La parola “fortuna” ha almeno due accezioni. Può avere, oppure no, la s all’inizio. Ed essere allora, sfortuna o fortuna. In entrambi i casi è qualcosa di assolutamente casuale, che può favorirci o intralciarci. E anche se la fortuna è oltre il controllo di chicchessia, gli uomini cercano di ingraziarsela con i gadget più assurdi: dai corni, alle zampe di coniglio, ai ferri di cavallo. Ma non importa quanti passaggi sotto la scala hai evitato, non importa quanto sale ti sei buttato alle spalle, se la sfortuna ti cerca, prima o poi ti becca. Così, quando succedono brutte cose, la fortuna (o la sua assenza) ci leva di dosso la responsabilità, mentre quando succedono belle cose ci sentiamo più leggeri, sicuri che la fortuna ci sorrida. La fortuna è, probabilmente, pura delirante follia umana concentrata. L’intento della nuova serie firmata
David Milch e targata HBO sembra essere quello di esplorare il pathos e le emozioni dietro quest’umana follia.

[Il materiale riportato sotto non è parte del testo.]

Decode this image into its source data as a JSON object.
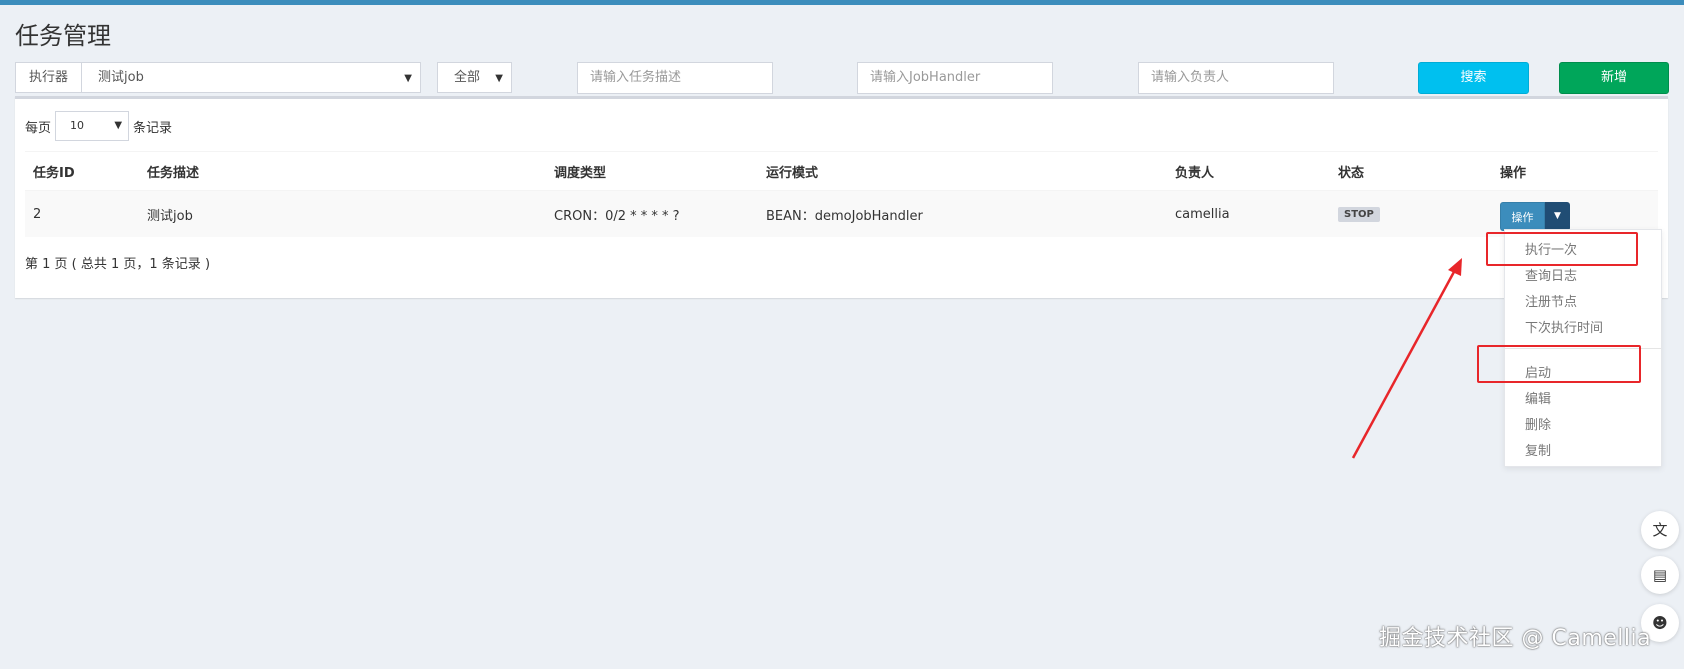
{
  "header": {
    "title": "任务管理"
  },
  "filters": {
    "executor_label": "执行器",
    "executor_value": "测试job",
    "status_value": "全部",
    "desc_placeholder": "请输入任务描述",
    "handler_placeholder": "请输入JobHandler",
    "owner_placeholder": "请输入负责人",
    "search_label": "搜索",
    "add_label": "新增"
  },
  "table_controls": {
    "per_page_prefix": "每页",
    "per_page_value": "10",
    "per_page_suffix": "条记录"
  },
  "table": {
    "columns": [
      "任务ID",
      "任务描述",
      "调度类型",
      "运行模式",
      "负责人",
      "状态",
      "操作"
    ],
    "rows": [
      {
        "id": "2",
        "desc": "测试job",
        "schedule": "CRON：0/2 * * * * ?",
        "mode": "BEAN：demoJobHandler",
        "owner": "camellia",
        "status": "STOP",
        "action_label": "操作"
      }
    ]
  },
  "pagination": {
    "info": "第 1 页 ( 总共 1 页，1 条记录 )"
  },
  "action_menu": {
    "items": [
      "执行一次",
      "查询日志",
      "注册节点",
      "下次执行时间",
      "启动",
      "编辑",
      "删除",
      "复制"
    ]
  },
  "watermark": "掘金技术社区 @ Camellia",
  "colors": {
    "top_bar": "#3c8dbc",
    "search_button": "#00c0ef",
    "add_button": "#00a65a",
    "action_button": "#3c8dbc",
    "annotation": "#e8262a"
  },
  "icons": [
    "translate-icon",
    "reader-icon",
    "assistant-icon"
  ]
}
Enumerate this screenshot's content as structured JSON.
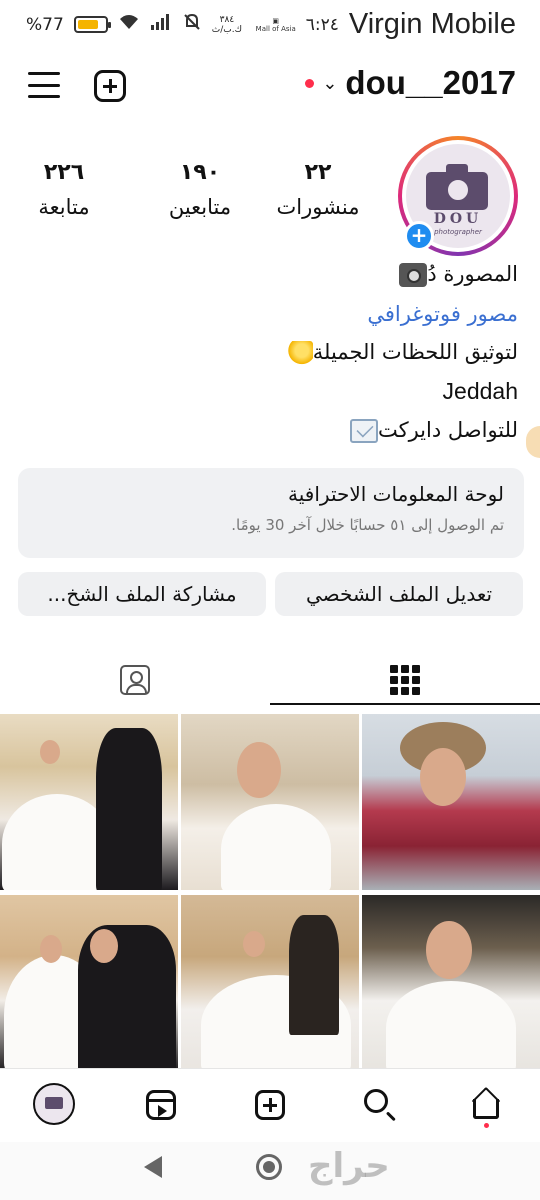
{
  "status_bar": {
    "battery": "77",
    "battery_percent_sign": "%",
    "battery_level": 0.77,
    "net_speed": "٣٨٤",
    "net_speed_unit": "ك.ب/ث",
    "mall_text": "Mall of Asia",
    "time": "٦:٢٤",
    "carrier": "Virgin Mobile"
  },
  "header": {
    "username": "dou__2017",
    "dropdown_icon": "chevron-down-icon",
    "notification_dot_color": "#ff2e4c"
  },
  "avatar": {
    "logo_text": "DOU",
    "logo_subtext": "photographer"
  },
  "stats": {
    "posts": {
      "count": "٢٢",
      "label": "منشورات"
    },
    "followers": {
      "count": "١٩٠",
      "label": "متابعين"
    },
    "following": {
      "count": "٢٢٦",
      "label": "متابعة"
    }
  },
  "bio": {
    "name": "المصورة دُ",
    "category": "مصور فوتوغرافي",
    "line1": "لتوثيق اللحظات الجميلة",
    "line2": "Jeddah",
    "line3": "للتواصل دايركت"
  },
  "dashboard": {
    "title": "لوحة المعلومات الاحترافية",
    "subtitle": "تم الوصول إلى ٥١ حسابًا خلال آخر 30 يومًا."
  },
  "buttons": {
    "edit_profile": "تعديل الملف الشخصي",
    "share_profile": "مشاركة الملف الشخ..."
  },
  "tabs": [
    {
      "name": "grid",
      "icon": "grid-icon",
      "active": true
    },
    {
      "name": "tagged",
      "icon": "tagged-person-icon",
      "active": false
    }
  ],
  "bottom_nav": [
    "profile",
    "reels",
    "create",
    "search",
    "home"
  ],
  "watermark": "حراج",
  "colors": {
    "accent_blue": "#1f8cf0",
    "link_blue": "#3a6fd1",
    "card_bg": "#f0f1f3"
  }
}
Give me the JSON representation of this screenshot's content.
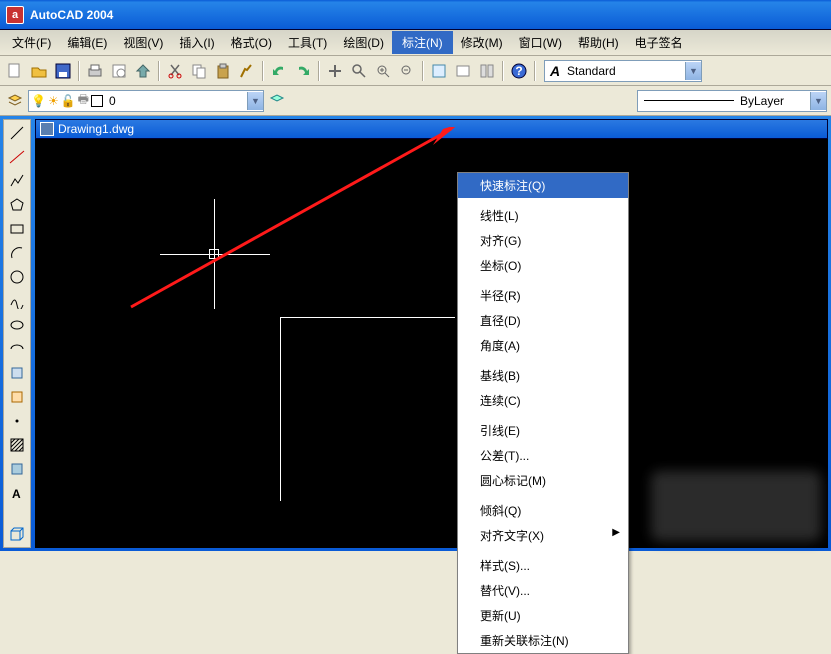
{
  "app": {
    "title": "AutoCAD 2004",
    "icon_letter": "a"
  },
  "menubar": {
    "items": [
      {
        "label": "文件(F)"
      },
      {
        "label": "编辑(E)"
      },
      {
        "label": "视图(V)"
      },
      {
        "label": "插入(I)"
      },
      {
        "label": "格式(O)"
      },
      {
        "label": "工具(T)"
      },
      {
        "label": "绘图(D)"
      },
      {
        "label": "标注(N)",
        "active": true
      },
      {
        "label": "修改(M)"
      },
      {
        "label": "窗口(W)"
      },
      {
        "label": "帮助(H)"
      },
      {
        "label": "电子签名"
      }
    ]
  },
  "toolbar1": {
    "style_swatch": "A",
    "style_value": "Standard"
  },
  "toolbar2": {
    "layer_value": "0",
    "bylayer_value": "ByLayer"
  },
  "document": {
    "title": "Drawing1.dwg"
  },
  "dropdown": {
    "groups": [
      [
        {
          "label": "快速标注(Q)",
          "highlight": true
        }
      ],
      [
        {
          "label": "线性(L)"
        },
        {
          "label": "对齐(G)"
        },
        {
          "label": "坐标(O)"
        }
      ],
      [
        {
          "label": "半径(R)"
        },
        {
          "label": "直径(D)"
        },
        {
          "label": "角度(A)"
        }
      ],
      [
        {
          "label": "基线(B)"
        },
        {
          "label": "连续(C)"
        }
      ],
      [
        {
          "label": "引线(E)"
        },
        {
          "label": "公差(T)..."
        },
        {
          "label": "圆心标记(M)"
        }
      ],
      [
        {
          "label": "倾斜(Q)"
        },
        {
          "label": "对齐文字(X)",
          "submenu": true
        }
      ],
      [
        {
          "label": "样式(S)..."
        },
        {
          "label": "替代(V)..."
        },
        {
          "label": "更新(U)"
        },
        {
          "label": "重新关联标注(N)"
        }
      ]
    ]
  },
  "left_tools": [
    "line",
    "cline",
    "pline",
    "poly",
    "rect",
    "arc",
    "circle",
    "spline",
    "ell",
    "earc",
    "block",
    "point",
    "hatch",
    "region",
    "text",
    "box"
  ]
}
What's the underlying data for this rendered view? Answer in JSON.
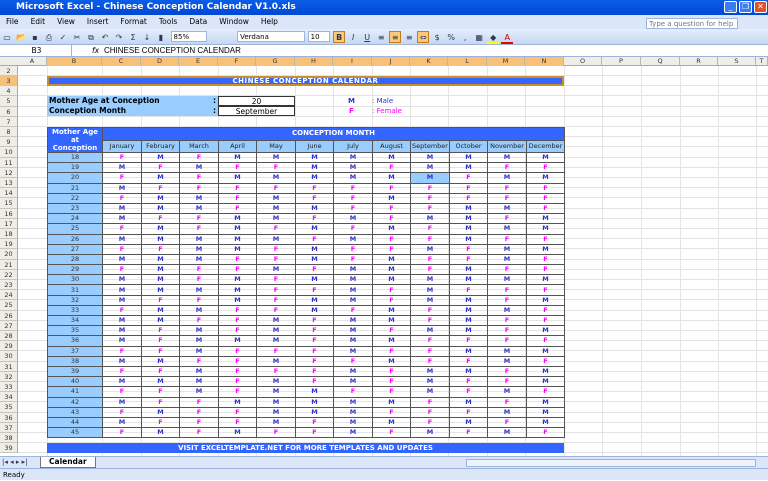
{
  "window": {
    "title": "Microsoft Excel - Chinese Conception Calendar V1.0.xls"
  },
  "menu": [
    "File",
    "Edit",
    "View",
    "Insert",
    "Format",
    "Tools",
    "Data",
    "Window",
    "Help"
  ],
  "help_placeholder": "Type a question for help",
  "toolbar": {
    "zoom": "85%",
    "font": "Verdana",
    "size": "10"
  },
  "formula": {
    "cell_ref": "B3",
    "fx": "fx",
    "content": "CHINESE CONCEPTION CALENDAR"
  },
  "columns": [
    "A",
    "B",
    "C",
    "D",
    "E",
    "F",
    "G",
    "H",
    "I",
    "J",
    "K",
    "L",
    "M",
    "N",
    "O",
    "P",
    "Q",
    "R",
    "S",
    "T"
  ],
  "rows": [
    "2",
    "3",
    "4",
    "5",
    "6",
    "7",
    "8",
    "9",
    "10",
    "11",
    "12",
    "13",
    "14",
    "15",
    "16",
    "17",
    "18",
    "19",
    "20",
    "21",
    "22",
    "23",
    "24",
    "25",
    "26",
    "27",
    "28",
    "29",
    "30",
    "31",
    "32",
    "33",
    "34",
    "35",
    "36",
    "37",
    "38",
    "39"
  ],
  "sheet": {
    "title": "CHINESE CONCEPTION CALENDAR",
    "age_label": "Mother Age at Conception",
    "month_label": "Conception Month",
    "colon": ":",
    "age_value": "20",
    "month_value": "September",
    "legend": [
      {
        "code": "M",
        "text": ": Male"
      },
      {
        "code": "F",
        "text": ": Female"
      }
    ],
    "age_header": "Mother Age at Conception",
    "month_header": "CONCEPTION MONTH",
    "months": [
      "January",
      "February",
      "March",
      "April",
      "May",
      "June",
      "July",
      "August",
      "September",
      "October",
      "November",
      "December"
    ],
    "ages": [
      "18",
      "19",
      "20",
      "21",
      "22",
      "23",
      "24",
      "25",
      "26",
      "27",
      "28",
      "29",
      "30",
      "31",
      "32",
      "33",
      "34",
      "35",
      "36",
      "37",
      "38",
      "39",
      "40",
      "41",
      "42",
      "43",
      "44",
      "45"
    ],
    "grid": [
      "FMFMMMMMMMMM",
      "MFMFFMMFMMFF",
      "FMFMMMMMMFMM",
      "MFFFFFFFFFFF",
      "FMMFMFFMFFFF",
      "MMMFMMFFFMMF",
      "MFFMMFMFMMFM",
      "FMFMFMFMFMMM",
      "MMMMMFMFFMFF",
      "FFMMFMFFMFMM",
      "MMMFFMFMFFMF",
      "FMFFMFMMFMFF",
      "MMFMFMMMMMMM",
      "MMMMFFMFMFFF",
      "MFFMFMMFMMFM",
      "FMMFFMFMFMMF",
      "MMFFMFMMFMFF",
      "MFMFMFMFMMFM",
      "MFMMMFMMFFFF",
      "FFMFFFMFFMMM",
      "MMFFMFFMFFMF",
      "FFMFFFMFMMFM",
      "MMMFMFMFMFFM",
      "FFMFMMFFMFMF",
      "MFFMMMMMFMFM",
      "FMFFMMMFFFMM",
      "MFFFMFMMFMFM",
      "FMFMFFMFMFMF"
    ],
    "selected_age_index": 2,
    "selected_month_index": 8,
    "visit": "VISIT EXCELTEMPLATE.NET FOR MORE TEMPLATES AND UPDATES"
  },
  "tab": "Calendar",
  "status": "Ready",
  "colors": {
    "banner": "#3366ff",
    "header": "#99ccff",
    "male": "#3333cc",
    "female": "#ff00ff"
  }
}
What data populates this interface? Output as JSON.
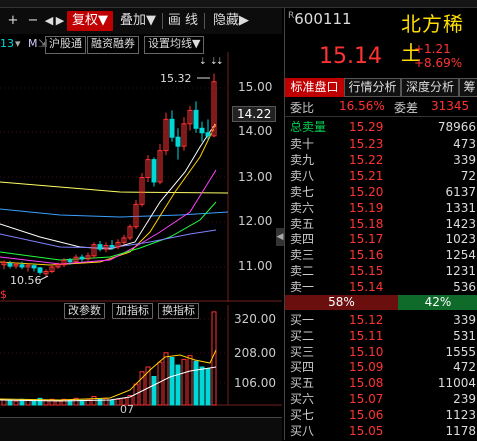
{
  "toolbar": {
    "plus_icon": "+",
    "minus_icon": "−",
    "left_icon": "◀",
    "right_icon": "▶",
    "fuquan": "复权▼",
    "diejia": "叠加▼",
    "huaxian": "画 线",
    "yincang": "隐藏▶"
  },
  "chart_tools": {
    "num": "13",
    "m_label": "M",
    "hgt": "沪股通",
    "rzrq": "融资融券",
    "set_ma": "设置均线▼"
  },
  "chart_labels": {
    "high_price": "15.32",
    "low_price": "10.56",
    "date_label": "07",
    "icon_s": "$"
  },
  "price_axis": [
    "15.00",
    "14.22",
    "14.00",
    "13.00",
    "12.00",
    "11.00"
  ],
  "volume_axis": [
    "320.00",
    "208.00",
    "106.00"
  ],
  "indicator_toolbar": {
    "gai_canshu": "改参数",
    "jia_zhibiao": "加指标",
    "huan_zhibiao": "换指标"
  },
  "stock": {
    "code": "600111",
    "code_prefix": "R",
    "name": "北方稀土",
    "price": "15.14",
    "change": "+1.21",
    "change_pct": "+8.69%"
  },
  "tabs": [
    "标准盘口",
    "行情分析",
    "深度分析",
    "筹"
  ],
  "weibi": {
    "label": "委比",
    "value": "16.56%",
    "label2": "委差",
    "value2": "31345"
  },
  "sell_total": {
    "label": "总卖量",
    "price": "15.29",
    "volume": "78966"
  },
  "sell_orders": [
    {
      "label": "卖十",
      "price": "15.23",
      "volume": "473"
    },
    {
      "label": "卖九",
      "price": "15.22",
      "volume": "339"
    },
    {
      "label": "卖八",
      "price": "15.21",
      "volume": "72"
    },
    {
      "label": "卖七",
      "price": "15.20",
      "volume": "6137"
    },
    {
      "label": "卖六",
      "price": "15.19",
      "volume": "1331"
    },
    {
      "label": "卖五",
      "price": "15.18",
      "volume": "1423"
    },
    {
      "label": "卖四",
      "price": "15.17",
      "volume": "1023"
    },
    {
      "label": "卖三",
      "price": "15.16",
      "volume": "1254"
    },
    {
      "label": "卖二",
      "price": "15.15",
      "volume": "1231"
    },
    {
      "label": "卖一",
      "price": "15.14",
      "volume": "536"
    }
  ],
  "ratio": {
    "sell": "58%",
    "buy": "42%"
  },
  "buy_orders": [
    {
      "label": "买一",
      "price": "15.12",
      "volume": "339"
    },
    {
      "label": "买二",
      "price": "15.11",
      "volume": "531"
    },
    {
      "label": "买三",
      "price": "15.10",
      "volume": "1555"
    },
    {
      "label": "买四",
      "price": "15.09",
      "volume": "472"
    },
    {
      "label": "买五",
      "price": "15.08",
      "volume": "11004"
    },
    {
      "label": "买六",
      "price": "15.07",
      "volume": "239"
    },
    {
      "label": "买七",
      "price": "15.06",
      "volume": "1123"
    },
    {
      "label": "买八",
      "price": "15.05",
      "volume": "1178"
    }
  ],
  "colors": {
    "up": "#ff3333",
    "down": "#00d8d8",
    "accent": "#c00000",
    "name": "#ffde00"
  }
}
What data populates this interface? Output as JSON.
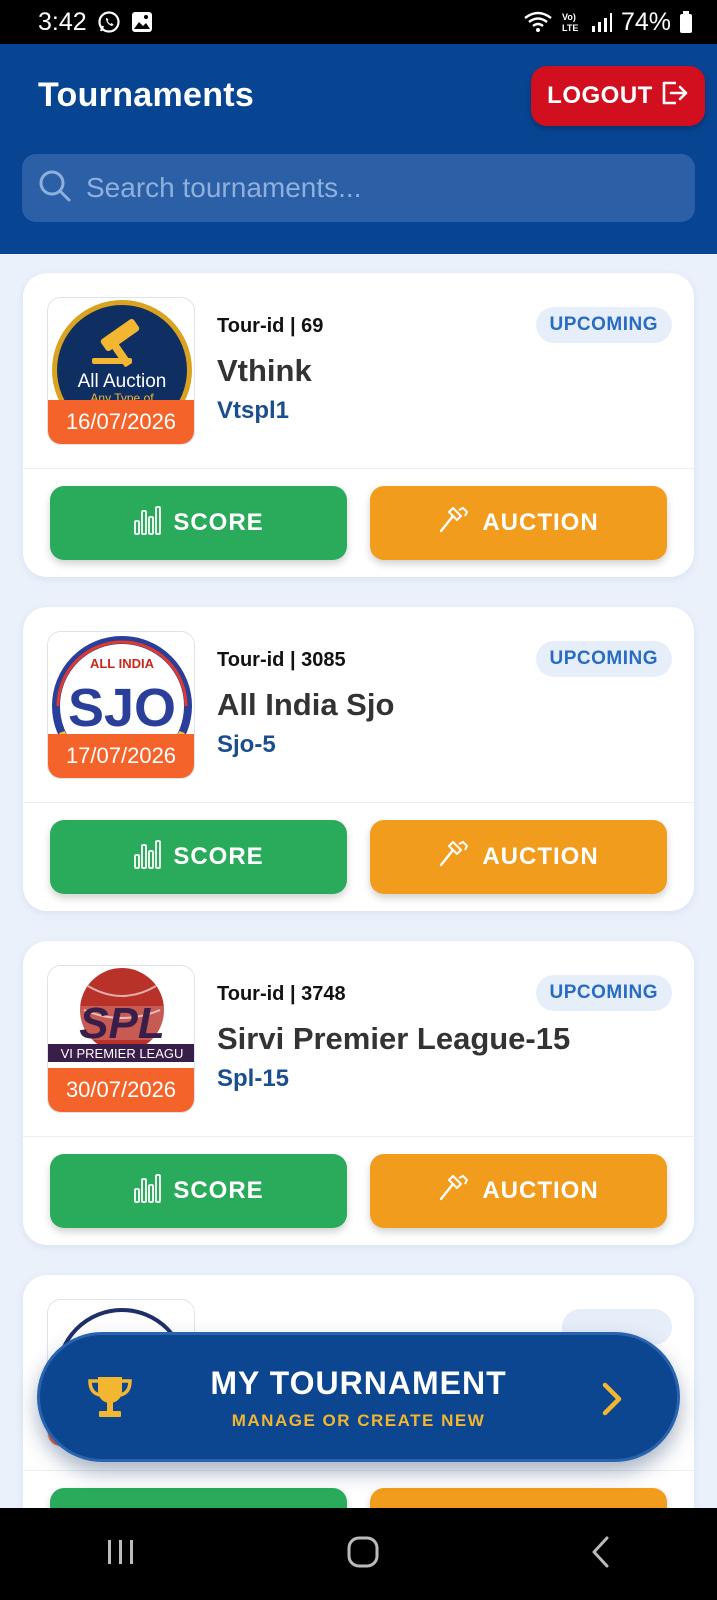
{
  "status_bar": {
    "time": "3:42",
    "battery": "74%",
    "network_label": "Vo) LTE"
  },
  "header": {
    "title": "Tournaments",
    "logout_label": "LOGOUT",
    "search_placeholder": "Search tournaments..."
  },
  "tournaments": [
    {
      "tour_id": "Tour-id | 69",
      "status": "UPCOMING",
      "name": "Vthink",
      "short": "Vtspl1",
      "date": "16/07/2026",
      "logo_text": "All Auction",
      "logo_sub": "Any Type of",
      "score_label": "SCORE",
      "auction_label": "AUCTION"
    },
    {
      "tour_id": "Tour-id | 3085",
      "status": "UPCOMING",
      "name": "All India Sjo",
      "short": "Sjo-5",
      "date": "17/07/2026",
      "logo_text": "SJO",
      "logo_top": "ALL INDIA",
      "score_label": "SCORE",
      "auction_label": "AUCTION"
    },
    {
      "tour_id": "Tour-id | 3748",
      "status": "UPCOMING",
      "name": "Sirvi Premier League-15",
      "short": "Spl-15",
      "date": "30/07/2026",
      "logo_text": "SPL",
      "logo_sub": "VI PREMIER LEAGU",
      "score_label": "SCORE",
      "auction_label": "AUCTION"
    }
  ],
  "my_tournament": {
    "title": "MY TOURNAMENT",
    "subtitle": "MANAGE OR CREATE NEW"
  },
  "colors": {
    "header_bg": "#074593",
    "logout_bg": "#d10f1f",
    "score_btn": "#2aab5c",
    "auction_btn": "#f29c1e",
    "date_badge": "#f4632a",
    "accent_gold": "#f2b630"
  }
}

Dustin Hoffman interpreta Ace Bernstein, un chierichetto appena rilasciato dopo tre anni di carcere. Ace viene prelevato dal carcere dal Greco, suo autista e guardia del corpo. E' pronto a tornare in affari, usando il Greco come prestanome per evitare problemi con la libertà condizionata. Ace è però il protagonista di una sola delle diverse storie che si intrecciano in Luck. C’è anche Turo Escalante (John Ortiz), un allevatore che ispira ben poca fiducia, e due fantini: un esordiente, Leon (Tom Payne), e il veterano Ronnie Jenkins (Gary Stevens) che combatte l’età e l’alcool per restare nel giro. Tra i fantini anche la fidanzata irlandese di Leon, Rosie, interpretata da Kerry Condon. I fantini hanno un agente balbuziente di nome Joey Rathburn, interpretato da Richard Kind. Per chiudere il sordido quadro dell’ambiente delle corse dei cavalli non possono mancare gli scommettitori. Ne abbiamo addirittura un quartetto, abbastanza pittoresco. C’è Marcus (Kevin Dunn), bloccato sulla sedia a rotelle, che si aggrappa alle corse più o meno come fa con l’ossigeno. A fare gruppo con lui troviamo Lonnie ( Ian Hart), Renzo (Ritchie Coster) e Jerry (Jason Gedrick), affetto da una lievissima dipendenza dal gioco.
Luck sembra essere una di quelle serie della HBO che richiedono tempo per essere assorbite, capite e, se è il caso, amate. Qui sembrano esserci tre ottimi motivi per farlo:
David Milch,
Michael Mann e
Dustin Hoffman. La fiducia potrebbe pagare bene. Il pilot rende subito evidente il concetto di fondo che potrebbe essere portato avanti per gli episodi a venire: non ci sono buoni e non ci sono cattivi. Tutto è giocato sull’ambiguità dei personaggi. Non c’è positivo o negativo, tutto dipende da qual è lo scopo di ognuno. Prese di posizione di questo tipo sono sempre ben accette, rendono tutto più umano e reale. Milch e Mann decidono di raccontare un sottobosco, quello delle corse dei cavalli, complesso e affascinante. Riuscirci evitando errori e cliché non è impresa da poco.